Traditional Culture Encyclopedia - Traditional virtues - How to smoke bacon in your own house?

How to smoke bacon in your own house?

Materials?

Pork belly is 3 Jin

A small glass of wine (above 40 degrees) is about 30ML.

Salt, sugar, pepper, star anise, soy sauce marinade

Rice, black tea, sugar, orange peel tobacco

How to smoke bacon?

Slice pork belly into vertical strips, wash it, dry it with kitchen paper, and prepare the required gravy.

Wipe the meat evenly with a small glass of wine, stir-fry the coarse salt and pepper star anise in a clean pot, stir-fry the salt until it is slightly yellow, put the fried spices on the pork belly with wine, and add a little sugar and soy sauce.

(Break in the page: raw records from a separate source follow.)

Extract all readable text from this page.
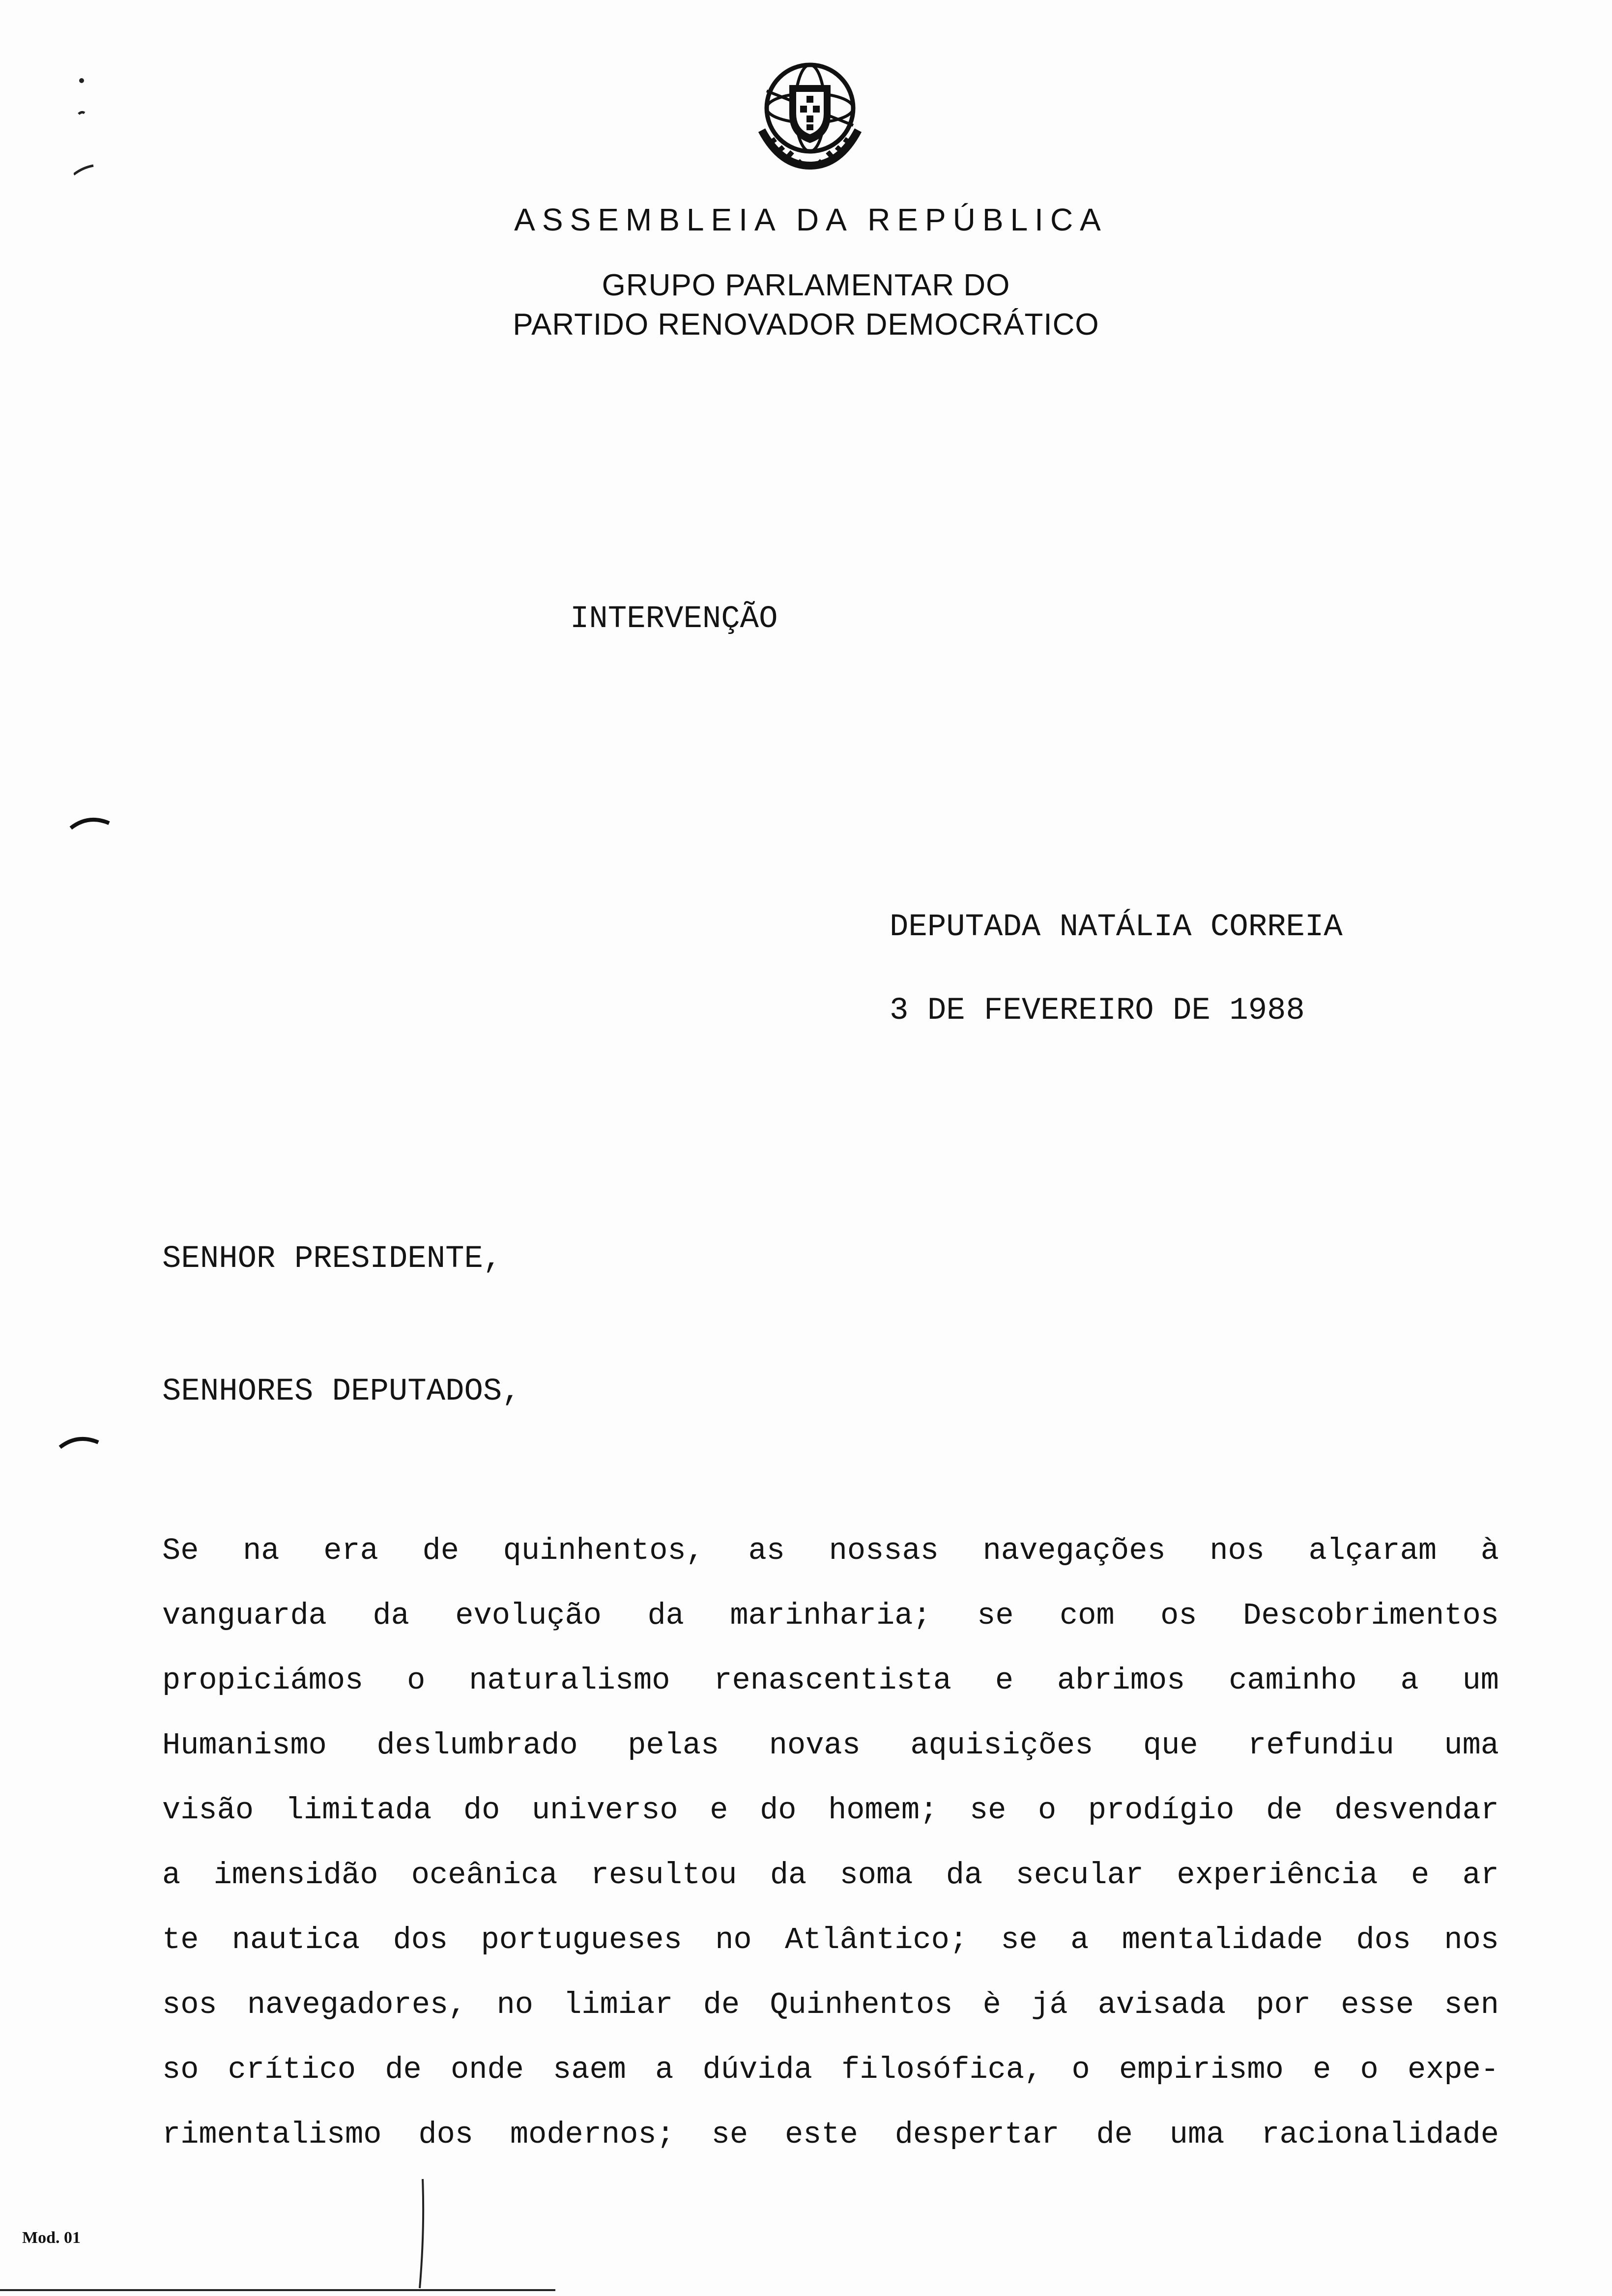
ASSEMBLEIA DA REPÚBLICA
GRUPO PARLAMENTAR DO
PARTIDO RENOVADOR DEMOCRÁTICO
INTERVENÇÃO
DEPUTADA NATÁLIA CORREIA
3 DE FEVEREIRO DE 1988
SENHOR PRESIDENTE,
SENHORES DEPUTADOS,
Se na era de quinhentos, as nossas navegações nos alçaram à
vanguarda da evolução da marinharia; se com os Descobrimentos
propiciámos o naturalismo renascentista e abrimos caminho a um
Humanismo deslumbrado pelas novas aquisições que refundiu uma
visão limitada do universo e do homem; se o prodígio de desvendar
a imensidão oceânica resultou da soma da secular experiência e ar
te nautica dos portugueses no Atlântico; se a mentalidade dos nos
sos navegadores, no limiar de Quinhentos è já avisada por esse sen
so crítico de onde saem a dúvida filosófica, o empirismo e o expe-
rimentalismo dos modernos; se este despertar de uma racionalidade
Mod. 01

Grasp the marinade and meat evenly with disposable gloves, and it is best to massage for a while so that the meat can eat the feed.

The braised pork is packed in sealed bags and marinated in the refrigerator for 5 to 7 days.

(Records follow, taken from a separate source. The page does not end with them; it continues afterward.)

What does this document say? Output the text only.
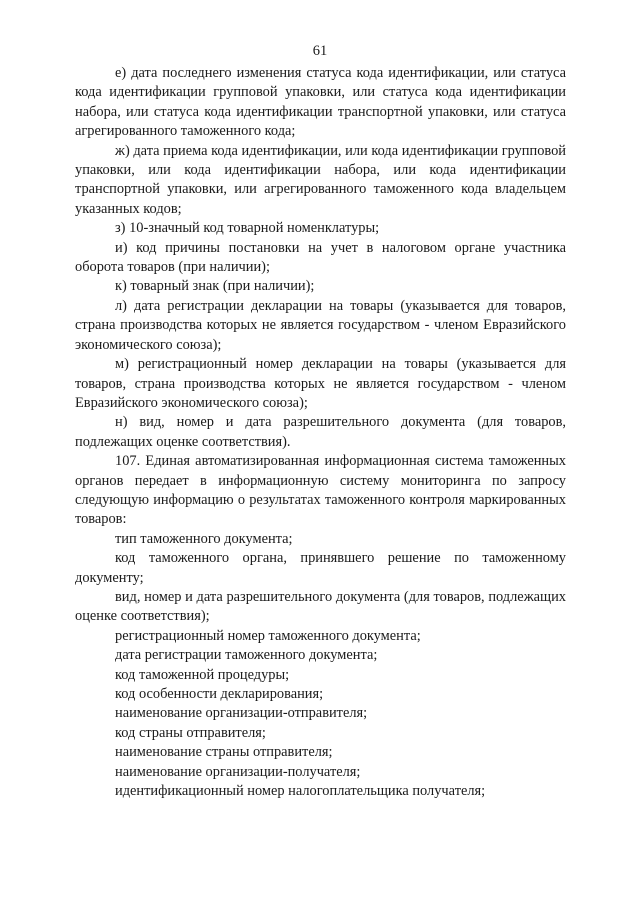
61

е) дата последнего изменения статуса кода идентификации, или статуса кода идентификации групповой упаковки, или статуса кода идентификации набора, или статуса кода идентификации транспортной упаковки, или статуса агрегированного таможенного кода;

ж) дата приема кода идентификации, или кода идентификации групповой упаковки, или кода идентификации набора, или кода идентификации транспортной упаковки, или агрегированного таможенного кода владельцем указанных кодов;

з) 10-значный код товарной номенклатуры;

и) код причины постановки на учет в налоговом органе участника оборота товаров (при наличии);

к) товарный знак (при наличии);

л) дата регистрации декларации на товары (указывается для товаров, страна производства которых не является государством - членом Евразийского экономического союза);

м) регистрационный номер декларации на товары (указывается для товаров, страна производства которых не является государством - членом Евразийского экономического союза);

н) вид, номер и дата разрешительного документа (для товаров, подлежащих оценке соответствия).

107. Единая автоматизированная информационная система таможенных органов передает в информационную систему мониторинга по запросу следующую информацию о результатах таможенного контроля маркированных товаров:

тип таможенного документа;

код таможенного органа, принявшего решение по таможенному документу;

вид, номер и дата разрешительного документа (для товаров, подлежащих оценке соответствия);

регистрационный номер таможенного документа;

дата регистрации таможенного документа;

код таможенной процедуры;

код особенности декларирования;

наименование организации-отправителя;

код страны отправителя;

наименование страны отправителя;

наименование организации-получателя;

идентификационный номер налогоплательщика получателя;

Hang the cured meat in a ventilated and dry place to dry for 7 ~ 10 days. When the meat is slightly oily, the surface begins to dry, and it is still a little soft to squeeze into it.

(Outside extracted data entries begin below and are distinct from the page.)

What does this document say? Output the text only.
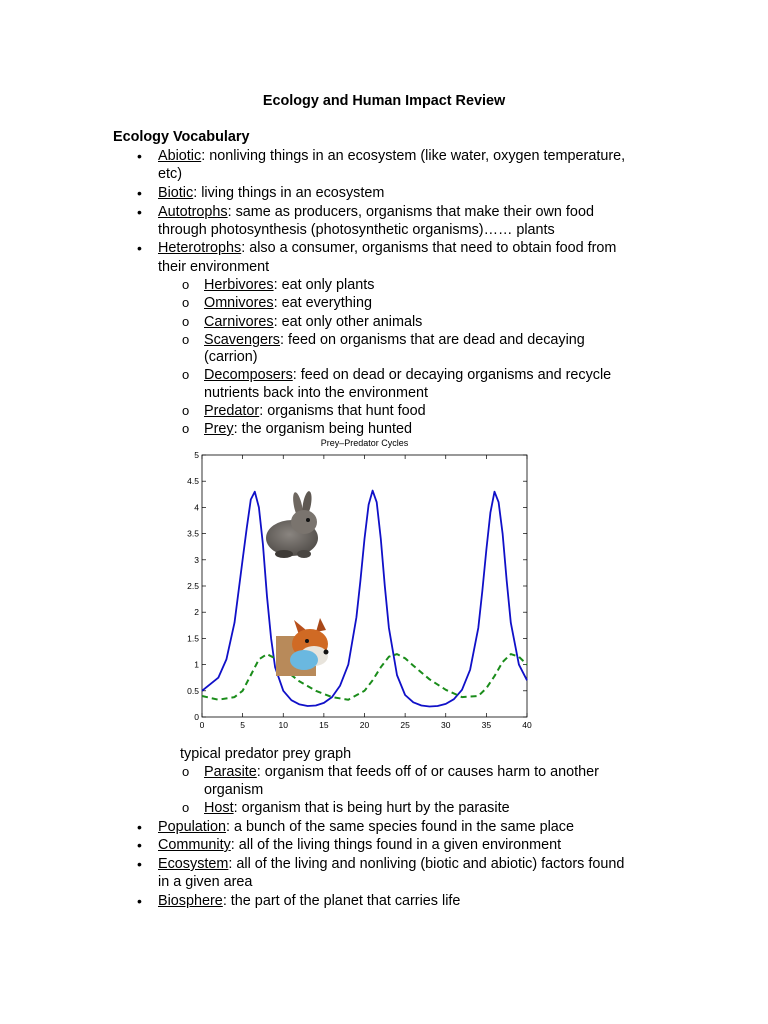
Ecology and Human Impact Review
Ecology Vocabulary
• Abiotic: nonliving things in an ecosystem (like water, oxygen temperature,
etc)
• Biotic: living things in an ecosystem
• Autotrophs: same as producers, organisms that make their own food
through photosynthesis (photosynthetic organisms)…… plants
• Heterotrophs: also a consumer, organisms that need to obtain food from
their environment
o Herbivores: eat only plants
o Omnivores: eat everything
o Carnivores: eat only other animals
o Scavengers: feed on organisms that are dead and decaying
(carrion)
o Decomposers: feed on dead or decaying organisms and recycle
nutrients back into the environment
o Predator: organisms that hunt food
o Prey: the organism being hunted
0	5	10	15	20	25	30	35	40
0
0.5
1
1.5
2
2.5
3
3.5
4
4.5
5
Prey–Predator Cycles
typical predator prey graph
o Parasite: organism that feeds off of or causes harm to another
organism
o Host: organism that is being hurt by the parasite
• Population: a bunch of the same species found in the same place
• Community: all of the living things found in a given environment
• Ecosystem: all of the living and nonliving (biotic and abiotic) factors found
in a given area
• Biosphere: the part of the planet that carries life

Then there is smoking, because the smoke is very heavy when smoking, so I didn't shoot it. Let me dictate it to you. Just find an unused wok, spread a layer of tin foil, sprinkle a layer of rice and a layer of black tea. I use a tea bag, put dried orange peel on it and sprinkle a layer of sugar evenly. When the fire is so big that the rice begins to smoke, put a shelf, put the meat on it and smoke it with a cover for about 20 minutes. After natural cooling, it can be wrapped and put in the refrigerator, which can be carried with you.